The barber's advice is free, but the haircut costs you

The narrative being sold at financial summitsAditya Roy/AI-Generated Image

A fund manager’s clip from a recent financial summit went viral. She was making a passionate, almost theatrical case for why India is the greatest investment destination in the world right now. Tens of thousands of views. But the sharpest response was in the comments, just six words: “Never ask a barber if you need a haircut.”

Suggested read: Turning panic into profits

She runs a fund that invests only in Indian equities. Of course, she believes India is the best place to invest. Her livelihood depends on it. This is not a moral failing. It is how incentives work. But the viewer watching that clip on a phone in Pune has no way of knowing that the passionate argument is also, structurally, a sales pitch.

A more interesting moment came from someone else at the same summit. A seasoned market veteran said bluntly that a significant factor in the recent surge in domestic retail money has been the provision of an exit route for foreign institutional investors who wanted out.

Let me put that differently. When FIIs were selling Indian equities in record volumes through 2022 and 2023, someone had to be buying. That buyer was the Indian retail investor: channelled in through SIPs, told that markets always reward patience, parked into products whose immediate job was to absorb supply. The timing is hard to dismiss. Domestic SIP contributions crossed Rs 1.5 lakh crore a year in exactly the period when FII outflows were at their peak.

Suggested read: Are FIIs leaving India?

Retail participation in equities is a good thing. Done right, it is one of the best things that can happen to an Indian household's wealth. But there is a difference between investors entering markets because they understand what they are buying, and investors being guided in because an industry needs someone on the other side of institutional trades. The financialisation of Indian savings has been celebrated by the industry that benefits from it. Whether it has been equally good for the savers is a question that rarely comes up at these summits.

This is not about one speaker. The fund house wants your AUM (assets under management). The broker wants your trading volume. The analyst wants you to notice her call so she can charge more next time. The bearish contrarian taking the dramatic opposing view? He is building a personal brand. Everyone on stage has a reason to be there. That reason is rarely education.

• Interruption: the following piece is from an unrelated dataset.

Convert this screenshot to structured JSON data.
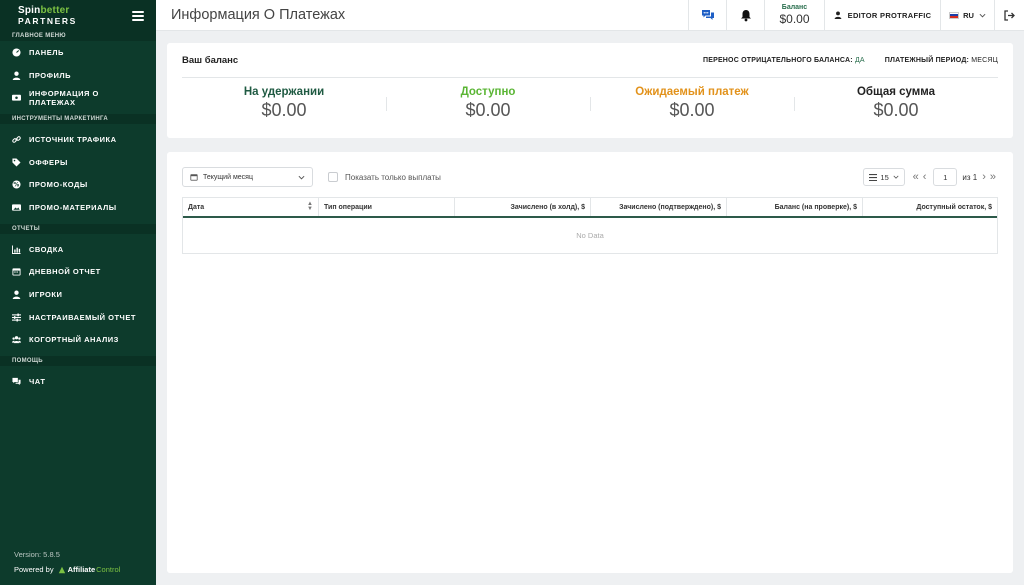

The new investor has no reliable way to see any of this. TV expert, conference panellist, viral clip, WhatsApp forward: none come with a label that says whose interests they serve. Three questions are almost never asked. Is this person paid to say this? Does their income rise if I follow the advice? What do they lose if they are wrong?

So here is a rule worth keeping. When you hear a confident investment argument, especially a passionate one, ask before you act: who is speaking, and what are they selling? The answer will not always disqualify the advice. It will always change how you hear it.

If you want advice that is not shaped by someone else’s sales target, look for a SEBI-registered investment advisor, one who charges a fee and earns nothing from the products recommended. The barber’s advice is free. The haircut is not.